Personally though I do like a little tomato in the mix. Not too much, but enough to liven the colour and obviate the need for citrus. Oh, I also bunged in some duck legs and za'atar, because I can't leave well alone.

Ingredients:

Duck leg goulash
  • Duck legs, 4

  • Red onion, 2 large

  • Red pepper, 2 large

  • Garlic, 2 cloves

  • Plum tomatoes, 2 decent sized

  • Beef stock, 400ml and the richer the better

  • Red wine, 150ml something fruity. (Rioja works)

  • Smoked paprika, 1tbsp

  • Paprika, 1tbsp (more if it's mild, or use the sweet kind)

  • Black pepper

  • Za'atar, 1tsp

Serves 4 generously. Boned and diced, 3 legs would serve 4 people well enough. Lower the cooking time if you're doing that.

Instructions:

Core the peppers and slice them into strips. Cut the onion into eighths or slivers. Slice the garlic. Rough chop the tomatoes. Heat the oven to 160c.

Get a heavy-ish pan quite hot, and in a little oil brown the duck legs. Cook them for around 6 minutes on each side to colour, then remove them to a heavy, lidded casserole that will comfortably hold all four legs, along with the other ingredients. Be sure to retain the tasty duck fat in the frying pan.

Lower the heat, and cook the peppers and onions for around 10 minutes, until softened. Add the garlic, paprika, a sturdy grating of pepper, and the za'atar, then stir this all round, frying for a minute or so.

Add the tomatoes and liquids, and bring it back to a simmer, then add all this to the casserole with the duck and put it in the oven, covered, for 40 minutes.

After that time, it'll be pungent, nearly done, and quite sloppy. The duck will also have given off loads of fat, and you might want to skim that. Raise the heat to 180, and put it back in the oven, uncovered, for about 30 minutes or so to finish and reduce.

Gelatin from the duck and the stock should have thickened it just slightly and given it a rich gloss. But this will still be quite a thin sauce, so if you like it thicker, you can reduce it on the hob.

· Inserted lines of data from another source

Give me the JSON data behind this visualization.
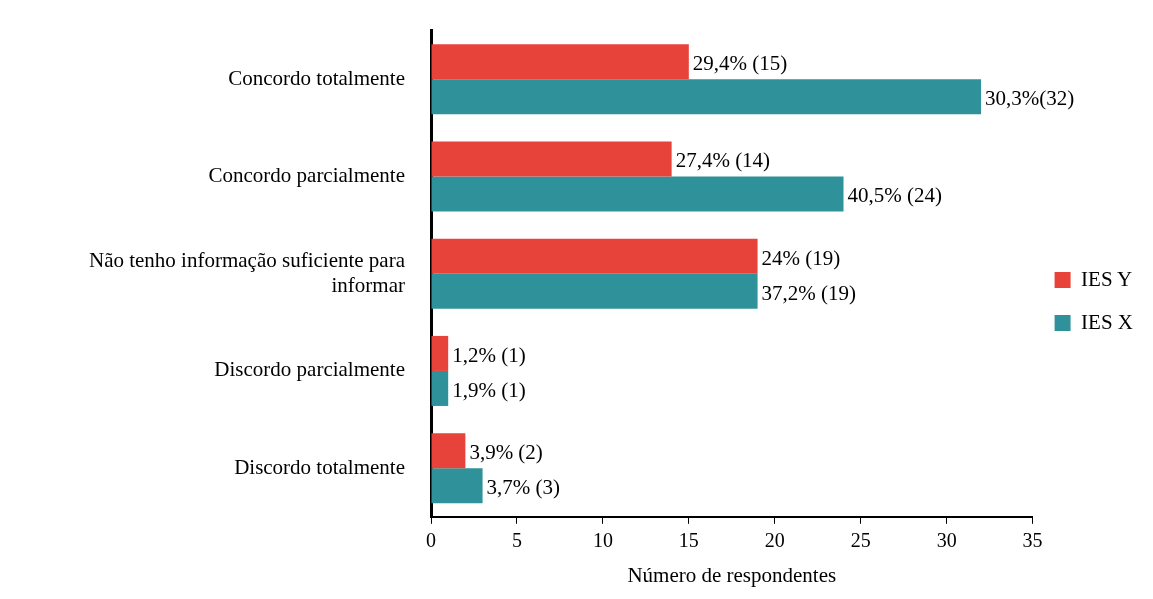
{
  "chart_data": {
    "type": "bar",
    "orientation": "horizontal",
    "xlabel": "Número de respondentes",
    "categories": [
      "Concordo totalmente",
      "Concordo parcialmente",
      "Não tenho informação suficiente para informar",
      "Discordo parcialmente",
      "Discordo totalmente"
    ],
    "series": [
      {
        "name": "IES Y",
        "color": "#e8433a",
        "values": [
          15,
          14,
          19,
          1,
          2
        ],
        "value_labels": [
          "29,4% (15)",
          "27,4% (14)",
          "24% (19)",
          "1,2% (1)",
          "3,9% (2)"
        ]
      },
      {
        "name": "IES X",
        "color": "#2f9199",
        "values": [
          32,
          24,
          19,
          1,
          3
        ],
        "value_labels": [
          "30,3%(32)",
          "40,5% (24)",
          "37,2% (19)",
          "1,9% (1)",
          "3,7% (3)"
        ]
      }
    ],
    "xlim": [
      0,
      35
    ],
    "xticks": [
      0,
      5,
      10,
      15,
      20,
      25,
      30,
      35
    ],
    "grid": false,
    "legend": "right"
  }
}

Half a teaspoon of cornflour whisked into a couple tablespoons of water would save you some time here. but I really don't like doing it.

Serve with mash, or loads of bread. It'd even take little dumplings, as in the Luard recipe. Cabbage or sauerkraut are great on the side, and it would take the sweetness of cooking with chunks of carrot added.

The paprika and peppers sweeten and lighten what would otherwise be a dark, deep stew. The za'atar ties it all together, with the sumac in there adding to the fruity/acid edge to go through the richness and fat. I know carraway and citrus (or more tomato) is more traditional, but this slightly unusual finish doesn't disappoint, and it's certainly aromatic.

It takes a little while, but it has a fairly appealing simplicity, too. So it's a satisfying meal for evenings that are just starting to draw in, when you want something warming and can't quite face hefty cooking. You can also make it in advance. It'll reheat, or you can take it to the halfway point, after 40 minutes in the oven, and then finish the next day.

Pair with a big rioja, or a butch Zinfandel like this US one - it's a phenomenal wine, and you can get it from waitrose in the UK for twelve quid.